Despite tumultuous markets, our proactive, fundamentals-driven investment strategy has outperformed its peers (fig. 1), particularly eclipsing passive balanced multi-asset ETFs over the past year and notably so in the year-to-date.
Percentile rank* for fund peer group** in %
|BlackPoint Evolution Fund D||7||15|
|Source: Morningstar, 10/31/2023 | Due to longest history and largest volume, we are showing data for share class D
* For example, a percentile ranking of 20 means that 80% of the funds in the peer group underperformed and 20% performed equal to or better than the BlackPoint Evolution Fund D.

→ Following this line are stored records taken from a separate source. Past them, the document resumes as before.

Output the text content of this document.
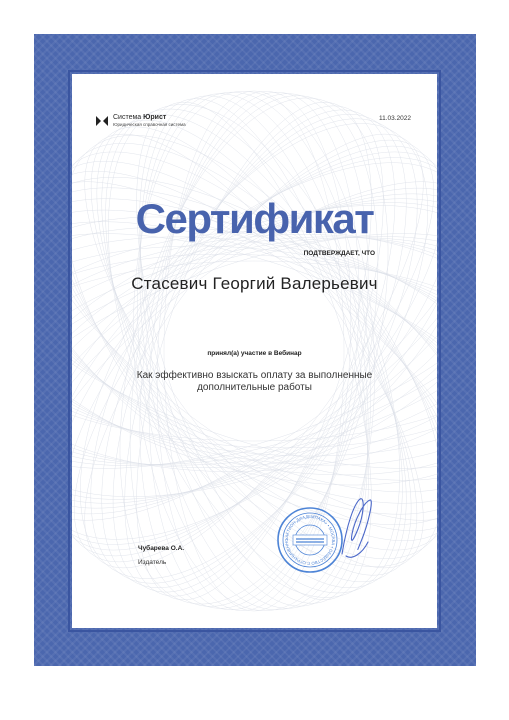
Система Юрист
Юридическая справочная система
11.03.2022
Сертификат
ПОДТВЕРЖДАЕТ, ЧТО
Стасевич Георгий Валерьевич
принял(а) участие в Вебинар
Как эффективно взыскать оплату за выполненные дополнительные работы
«АКТИОН-ДИАДЕМПАКА» • МОСКВА • ОБЩЕСТВО С ОГРАНИЧЕННО
Чубарева О.А.
Издатель
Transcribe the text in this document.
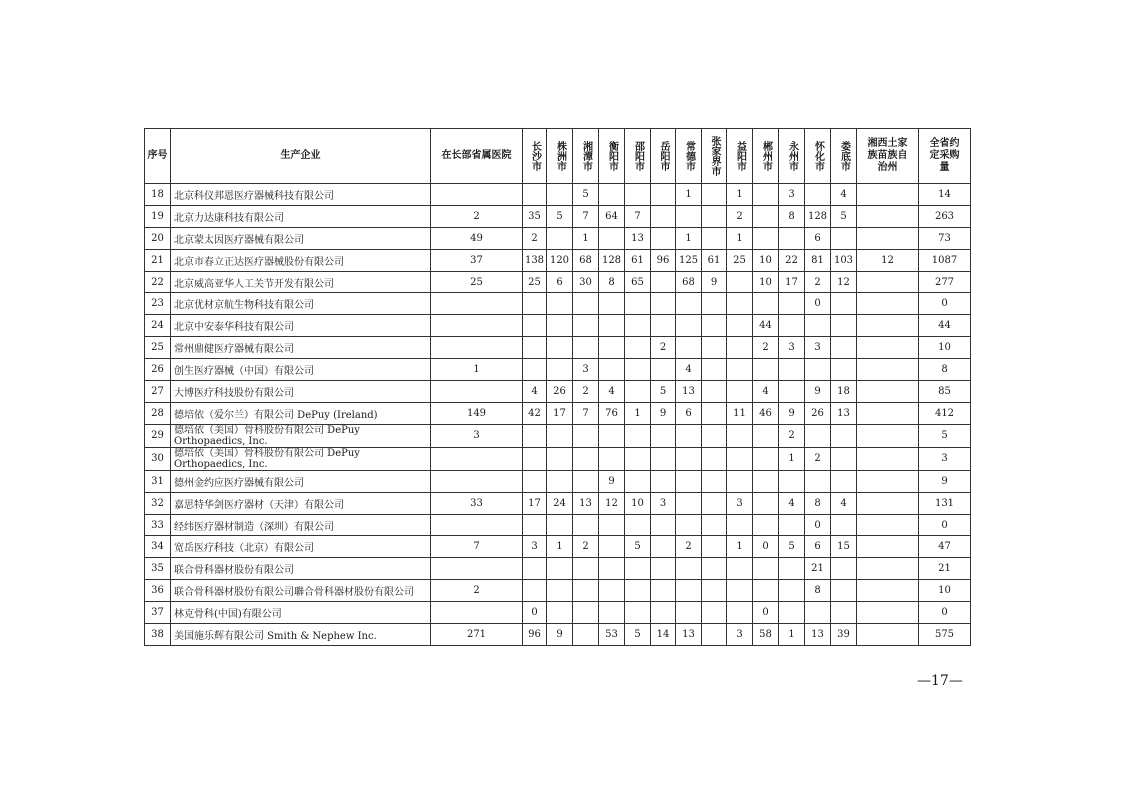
序号	生产企业	在长部省属医院	长沙市	株洲市	湘潭市	衡阳市	邵阳市	岳阳市	常德市	张家界市	益阳市	郴州市	永州市	怀化市	娄底市	湘西土家族苗族自治州	全省约定采购量
18	北京科仪邦恩医疗器械科技有限公司				5				1		1		3		4		14
19	北京力达康科技有限公司	2	35	5	7	64	7				2		8	128	5		263
20	北京蒙太因医疗器械有限公司	49	2		1		13		1		1			6			73
21	北京市春立正达医疗器械股份有限公司	37	138	120	68	128	61	96	125	61	25	10	22	81	103	12	1087
22	北京威高亚华人工关节开发有限公司	25	25	6	30	8	65		68	9		10	17	2	12		277
23	北京优材京航生物科技有限公司													0			0
24	北京中安泰华科技有限公司											44					44
25	常州鼎健医疗器械有限公司							2				2	3	3			10
26	创生医疗器械（中国）有限公司	1			3				4								8
27	大博医疗科技股份有限公司		4	26	2	4		5	13			4		9	18		85
28	德培依（爱尔兰）有限公司 DePuy (Ireland)	149	42	17	7	76	1	9	6		11	46	9	26	13		412
29	德培依（美国）骨科股份有限公司 DePuy Orthopaedics, Inc.	3											2				5
30	德培依（美国）骨科股份有限公司 DePuy Orthopaedics, Inc.												1	2			3
31	德州金约应医疗器械有限公司					9											9
32	嘉思特华剑医疗器材（天津）有限公司	33	17	24	13	12	10	3			3		4	8	4		131
33	经纬医疗器材制造（深圳）有限公司													0			0
34	宽岳医疗科技（北京）有限公司	7	3	1	2		5		2		1	0	5	6	15		47
35	联合骨科器材股份有限公司													21			21
36	联合骨科器材股份有限公司聯合骨科器材股份有限公司	2												8			10
37	林克骨科(中国)有限公司		0									0					0
38	美国施乐辉有限公司 Smith & Nephew Inc.	271	96	9		53	5	14	13		3	58	1	13	39		575
—17—
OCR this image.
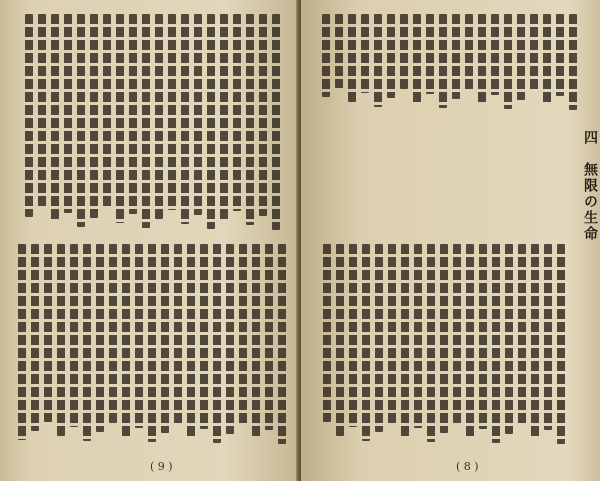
( 9 )
四　無限の生命
( 8 )
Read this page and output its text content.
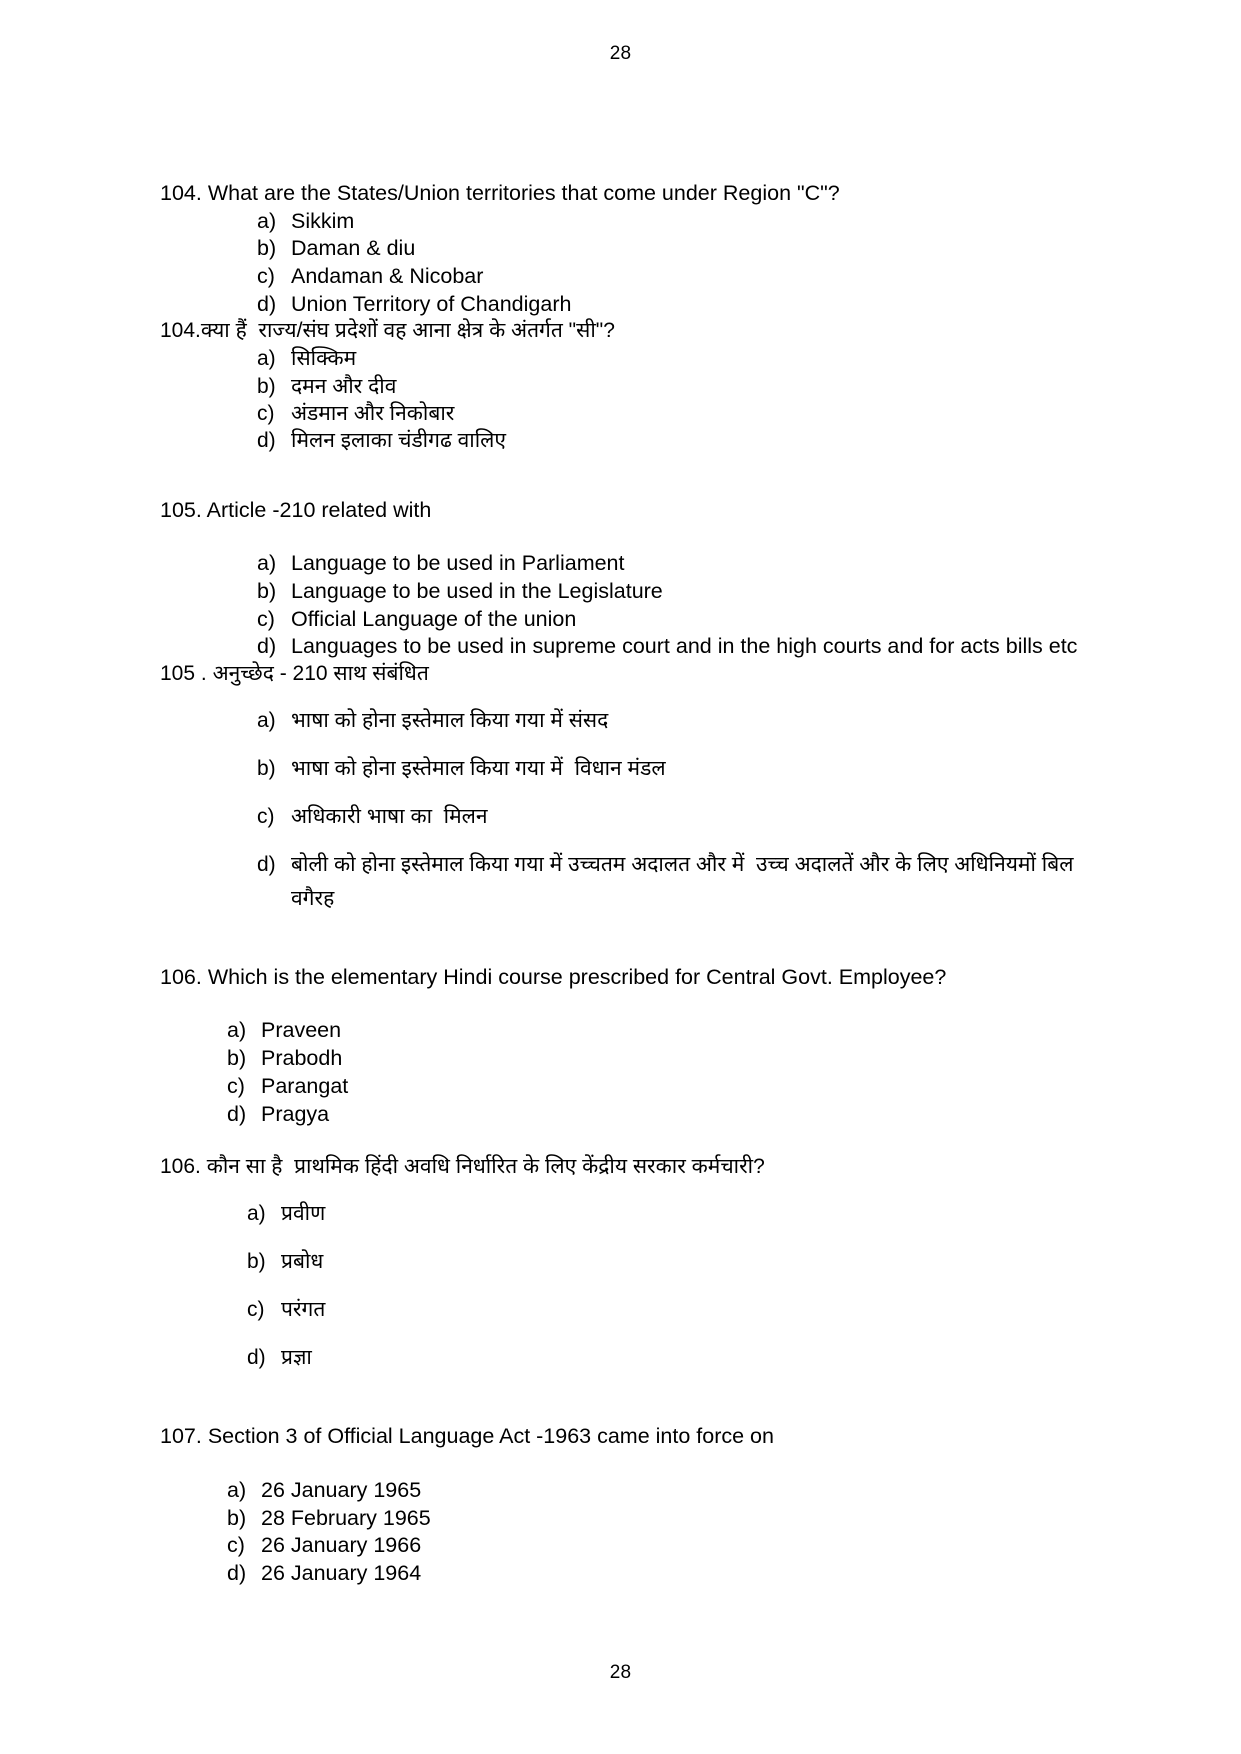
28

104. What are the States/Union territories that come under Region "C"?

a) Sikkim
b) Daman & diu
c) Andaman & Nicobar
d) Union Territory of Chandigarh

104.क्या हैं  राज्य/संघ प्रदेशों वह आना क्षेत्र के अंतर्गत "सी"?

a) सिक्किम
b) दमन और दीव
c) अंडमान और निकोबार
d) मिलन इलाका चंडीगढ वालिए

105. Article -210 related with

a) Language to be used in Parliament
b) Language to be used in the Legislature
c) Official Language of the union
d) Languages to be used in supreme court and in the high courts and for acts bills etc

105 . अनुच्छेद - 210 साथ संबंधित

a) भाषा को होना इस्तेमाल किया गया में संसद
b) भाषा को होना इस्तेमाल किया गया में  विधान मंडल
c) अधिकारी भाषा का  मिलन
d) बोली को होना इस्तेमाल किया गया में उच्चतम अदालत और में  उच्च अदालतें और के लिए अधिनियमों बिल वगैरह

106. Which is the elementary Hindi course prescribed for Central Govt. Employee?

a) Praveen
b) Prabodh
c) Parangat
d) Pragya

106. कौन सा है  प्राथमिक हिंदी अवधि निर्धारित के लिए केंद्रीय सरकार कर्मचारी?

a) प्रवीण
b) प्रबोध
c) परंगत
d) प्रज्ञा

107. Section 3 of Official Language Act -1963 came into force on

a) 26 January 1965
b) 28 February 1965
c) 26 January 1966
d) 26 January 1964
28
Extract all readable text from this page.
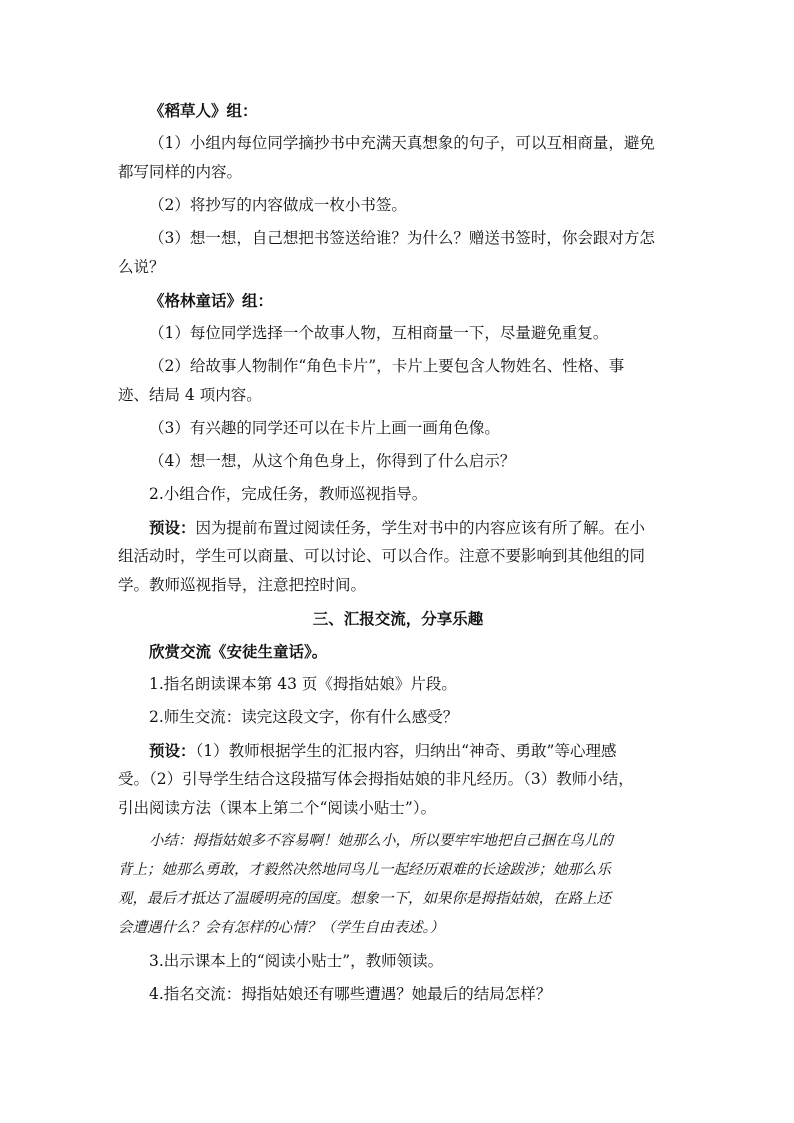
《稻草人》组：

（1）小组内每位同学摘抄书中充满天真想象的句子，可以互相商量，避免

都写同样的内容。

（2）将抄写的内容做成一枚小书签。

（3）想一想，自己想把书签送给谁？为什么？赠送书签时，你会跟对方怎

么说？

《格林童话》组：

（1）每位同学选择一个故事人物，互相商量一下，尽量避免重复。

（2）给故事人物制作“角色卡片”，卡片上要包含人物姓名、性格、事

迹、结局 4 项内容。

（3）有兴趣的同学还可以在卡片上画一画角色像。

（4）想一想，从这个角色身上，你得到了什么启示？

2.小组合作，完成任务，教师巡视指导。

预设：因为提前布置过阅读任务，学生对书中的内容应该有所了解。在小

组活动时，学生可以商量、可以讨论、可以合作。注意不要影响到其他组的同

学。教师巡视指导，注意把控时间。

三、汇报交流，分享乐趣

欣赏交流《安徒生童话》。

1.指名朗读课本第 43 页《拇指姑娘》片段。

2.师生交流：读完这段文字，你有什么感受？

预设：（1）教师根据学生的汇报内容，归纳出“神奇、勇敢”等心理感

受。（2）引导学生结合这段描写体会拇指姑娘的非凡经历。（3）教师小结，

引出阅读方法（课本上第二个“阅读小贴士”）。

小结：拇指姑娘多不容易啊！她那么小，所以要牢牢地把自己捆在鸟儿的

背上；她那么勇敢，才毅然决然地同鸟儿一起经历艰难的长途跋涉；她那么乐

观，最后才抵达了温暖明亮的国度。想象一下，如果你是拇指姑娘，在路上还

会遭遇什么？会有怎样的心情？（学生自由表述。）

3.出示课本上的“阅读小贴士”，教师领读。

4.指名交流：拇指姑娘还有哪些遭遇？她最后的结局怎样？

** EAA Fund EUR Moderate Allocation - Global
October witnessed a downturn in our stock portfolio. Performers like Kinsale and Upstart, which had shown strong annual gains, experienced corrections alongside Chinese firms Baidu and Daqo. However, stalwarts like Microsoft and Novo Nordisk, and growth names such as Dutch Bros, managed to distinguish themselves positively. Our bond holdings, while also down, fared slightly better. Positive contributions from short-term government securities were offset by underperformance in long-term and corporate bonds. Strategic profit-taking led to partial divestitures in Kinsale, Salesforce, Microsoft, and DHL, along with a complete exit from BMW, consequently lowering our equity exposure. On the bond front, risk mitigation entailed the disposal of two long-dated U.S. government bonds. Additionally, we capitalized on Jaguar Land Rover's buyback offer at an advantageous rate for our position.
Mindful of the ongoing geopolitical tensions and macroeconomic uncertainties, we maintain a cautious stance in our portfolio management.